Femme Fatalities: Revisiting “Effeminophobia”
I wrote an essay entitled Effeminophobia and the Gay Community at a time when my own allegiances to sexuality and gender were being tested. In it, I discuss “gay masculinities” and how, after reading C.J. Pascoe’s Dude, You’re a Fag, I began to realize that how people read me in gendered terms was growing in resemblance to contemporary notions of the “effeminate man” (which is really another way of marking a man as incomplete or a failure).
And while I stand by the need to create a space for the discursive analysis of gay masculinities, I also want to be careful about not reiterating the social and political disenfranchisement of women. The conundrum is in the very wording of the previous sentence: effeminate men and gay masculinities. “Effeminate” qualifies “man,” and, effectively, one gender is relegated to serving as an adjective to the other.
The term “effeminate” — which entered popular usage around 1600 (a GREAT year for women and people of color everywhere) — means “having or showing qualities that are considered more suited to women than to men.” Sit with that for a bit. “More suited to women than to men.” You feel that? You’re beginning to realize the political ick of first compiling a detailed set of stereotypes surrounding “femininity,” and then deploying it to assess the degree to which a man has “feminine qualities untypical of a man/not manly in appearance or manner.” I suspected you felt such.
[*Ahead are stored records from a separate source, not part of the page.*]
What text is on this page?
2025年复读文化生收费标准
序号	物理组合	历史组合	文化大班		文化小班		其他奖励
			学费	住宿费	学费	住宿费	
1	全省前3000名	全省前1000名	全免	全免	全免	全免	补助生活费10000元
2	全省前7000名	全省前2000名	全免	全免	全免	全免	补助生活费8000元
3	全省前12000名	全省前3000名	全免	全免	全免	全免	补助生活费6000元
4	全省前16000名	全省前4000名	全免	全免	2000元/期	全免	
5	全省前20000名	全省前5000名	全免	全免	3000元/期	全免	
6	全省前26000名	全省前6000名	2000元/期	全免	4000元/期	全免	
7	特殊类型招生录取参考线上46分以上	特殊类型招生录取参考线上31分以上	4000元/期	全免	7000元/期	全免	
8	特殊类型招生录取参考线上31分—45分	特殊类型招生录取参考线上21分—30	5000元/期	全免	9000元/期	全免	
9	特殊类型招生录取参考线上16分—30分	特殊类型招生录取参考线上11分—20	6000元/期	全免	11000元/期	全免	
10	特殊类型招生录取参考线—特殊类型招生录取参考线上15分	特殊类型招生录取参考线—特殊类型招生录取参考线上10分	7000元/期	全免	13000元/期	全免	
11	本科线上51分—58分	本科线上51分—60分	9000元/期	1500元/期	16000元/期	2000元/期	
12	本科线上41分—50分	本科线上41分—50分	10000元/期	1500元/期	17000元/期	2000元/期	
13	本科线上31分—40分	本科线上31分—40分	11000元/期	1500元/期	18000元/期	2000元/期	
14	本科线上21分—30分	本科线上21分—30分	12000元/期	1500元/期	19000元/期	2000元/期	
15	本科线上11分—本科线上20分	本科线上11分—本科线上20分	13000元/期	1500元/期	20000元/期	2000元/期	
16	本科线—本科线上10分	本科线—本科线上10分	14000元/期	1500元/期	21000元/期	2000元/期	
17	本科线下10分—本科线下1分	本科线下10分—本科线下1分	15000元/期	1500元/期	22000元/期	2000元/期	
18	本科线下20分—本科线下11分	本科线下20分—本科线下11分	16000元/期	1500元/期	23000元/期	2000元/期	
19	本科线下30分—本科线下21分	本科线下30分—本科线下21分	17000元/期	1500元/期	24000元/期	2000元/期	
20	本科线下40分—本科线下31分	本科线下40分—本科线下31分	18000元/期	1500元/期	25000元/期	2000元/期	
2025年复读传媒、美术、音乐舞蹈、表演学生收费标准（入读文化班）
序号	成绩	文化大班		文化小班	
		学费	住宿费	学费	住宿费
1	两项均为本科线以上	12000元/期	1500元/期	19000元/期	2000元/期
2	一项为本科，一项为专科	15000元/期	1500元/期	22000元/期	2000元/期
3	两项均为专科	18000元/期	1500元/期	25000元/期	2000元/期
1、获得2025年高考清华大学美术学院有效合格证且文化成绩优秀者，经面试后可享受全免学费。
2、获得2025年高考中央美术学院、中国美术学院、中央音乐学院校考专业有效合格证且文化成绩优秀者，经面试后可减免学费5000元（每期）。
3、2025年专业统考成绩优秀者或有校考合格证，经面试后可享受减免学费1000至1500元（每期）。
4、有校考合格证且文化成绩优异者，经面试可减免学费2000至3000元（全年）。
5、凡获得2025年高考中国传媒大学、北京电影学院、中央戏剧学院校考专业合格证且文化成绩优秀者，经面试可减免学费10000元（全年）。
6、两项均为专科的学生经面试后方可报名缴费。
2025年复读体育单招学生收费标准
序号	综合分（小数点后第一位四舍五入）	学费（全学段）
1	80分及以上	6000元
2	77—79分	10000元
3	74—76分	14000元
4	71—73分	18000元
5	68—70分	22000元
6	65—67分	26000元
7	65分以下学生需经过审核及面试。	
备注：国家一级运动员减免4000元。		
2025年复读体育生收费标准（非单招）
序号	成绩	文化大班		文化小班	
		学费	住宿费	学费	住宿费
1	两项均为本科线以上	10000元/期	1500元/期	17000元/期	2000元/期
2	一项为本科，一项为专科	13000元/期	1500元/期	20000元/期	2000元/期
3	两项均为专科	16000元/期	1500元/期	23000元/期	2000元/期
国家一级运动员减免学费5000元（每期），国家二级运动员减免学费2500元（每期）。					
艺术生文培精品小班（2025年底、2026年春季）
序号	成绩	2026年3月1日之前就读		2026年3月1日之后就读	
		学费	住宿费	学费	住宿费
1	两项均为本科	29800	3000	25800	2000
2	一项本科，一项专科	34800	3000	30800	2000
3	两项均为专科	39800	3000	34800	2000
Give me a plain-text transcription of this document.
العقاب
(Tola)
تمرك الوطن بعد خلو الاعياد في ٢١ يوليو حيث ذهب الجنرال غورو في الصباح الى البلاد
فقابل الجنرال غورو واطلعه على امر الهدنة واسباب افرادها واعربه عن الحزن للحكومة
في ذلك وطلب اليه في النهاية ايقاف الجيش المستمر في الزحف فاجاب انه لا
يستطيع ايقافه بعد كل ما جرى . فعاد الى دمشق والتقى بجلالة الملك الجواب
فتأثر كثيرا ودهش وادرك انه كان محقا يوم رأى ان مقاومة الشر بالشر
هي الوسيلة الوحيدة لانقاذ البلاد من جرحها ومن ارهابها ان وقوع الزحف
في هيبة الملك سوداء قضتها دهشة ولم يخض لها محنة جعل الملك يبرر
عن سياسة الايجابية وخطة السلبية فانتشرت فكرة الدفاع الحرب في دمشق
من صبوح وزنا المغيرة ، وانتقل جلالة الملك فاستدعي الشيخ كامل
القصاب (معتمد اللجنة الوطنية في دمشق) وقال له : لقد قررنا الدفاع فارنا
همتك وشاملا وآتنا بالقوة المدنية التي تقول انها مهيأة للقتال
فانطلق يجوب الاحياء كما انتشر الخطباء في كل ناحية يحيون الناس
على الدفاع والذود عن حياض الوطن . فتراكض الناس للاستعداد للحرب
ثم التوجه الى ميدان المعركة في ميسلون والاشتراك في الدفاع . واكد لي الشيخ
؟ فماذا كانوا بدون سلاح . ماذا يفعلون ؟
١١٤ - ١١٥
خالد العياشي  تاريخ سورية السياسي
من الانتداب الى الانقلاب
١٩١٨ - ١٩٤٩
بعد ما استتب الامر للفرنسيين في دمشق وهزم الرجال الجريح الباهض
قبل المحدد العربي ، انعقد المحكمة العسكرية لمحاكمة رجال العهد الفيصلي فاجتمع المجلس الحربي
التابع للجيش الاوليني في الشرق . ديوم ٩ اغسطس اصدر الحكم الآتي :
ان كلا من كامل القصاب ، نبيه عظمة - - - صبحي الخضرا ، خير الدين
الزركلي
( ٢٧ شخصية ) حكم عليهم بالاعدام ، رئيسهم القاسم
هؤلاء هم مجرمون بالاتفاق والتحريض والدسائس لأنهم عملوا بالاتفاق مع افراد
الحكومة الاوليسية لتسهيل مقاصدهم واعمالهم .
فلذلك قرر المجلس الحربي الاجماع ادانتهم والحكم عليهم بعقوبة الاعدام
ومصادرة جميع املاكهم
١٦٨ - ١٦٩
And who’s compiling and who’s deploying? Men.
Men tend to get upset by what they perceive as deficits of masculinity in other men, which is exactly why Pascoe’s book, written in 2007, is still as relevant as ever. “Fag” is something we hear within the confines of our private communities as a term of endearment, or one signaling the political resistance in (re)appropriating terms once used as demeaning slurs. But in mainstream media and culture, “fag,” especially when used my men, represents a means of social control, a way to embarrass men who “aren’t quite man enough” into becoming what “they should have been in the first place.”
Under all this language, at heart, is an issue of power, a power that inheres in any faithfulness to gender, as conceived under rubrics of “appearance or manner.” Affectations are not things I would normally consider useful predictors of the quality of one’s character. What are you measuring in a man when his blue eye shadow makes you feel uncomfortable? What are you really saying when you tell a man that he’s “too feminine”?
For one, that you’re a ridiculous human being. But the people I’m addressing here aren’t just those dimwits who think that micromanaging someone’s gender presentation (to perhaps resemble what one perceives as the “appropriate” gendered codes to emulate in any given situation) is at all a reasonable thing to do. I am also nodding to those who, while their hearts are in the right place, are a little premature in aligning themselves and their political ideologies with such useless approximations of human worth: “femme,” “masc,” “fit.” Political resistance is always important when it comes to staking a shared claim to freedom. However, I think we should really take a moment and consider what we are prioritizing when we not only pander to exhausting and tired tropes in the name of freedom, but also establish politically salient identifications that are influenced/encouraged by heterosexist conceptions of what it means to be a “man” or a “woman.” Human traits and characteristics should be treated as the unremarkable cultural pastiches that they are (since originality is dead), not as identities.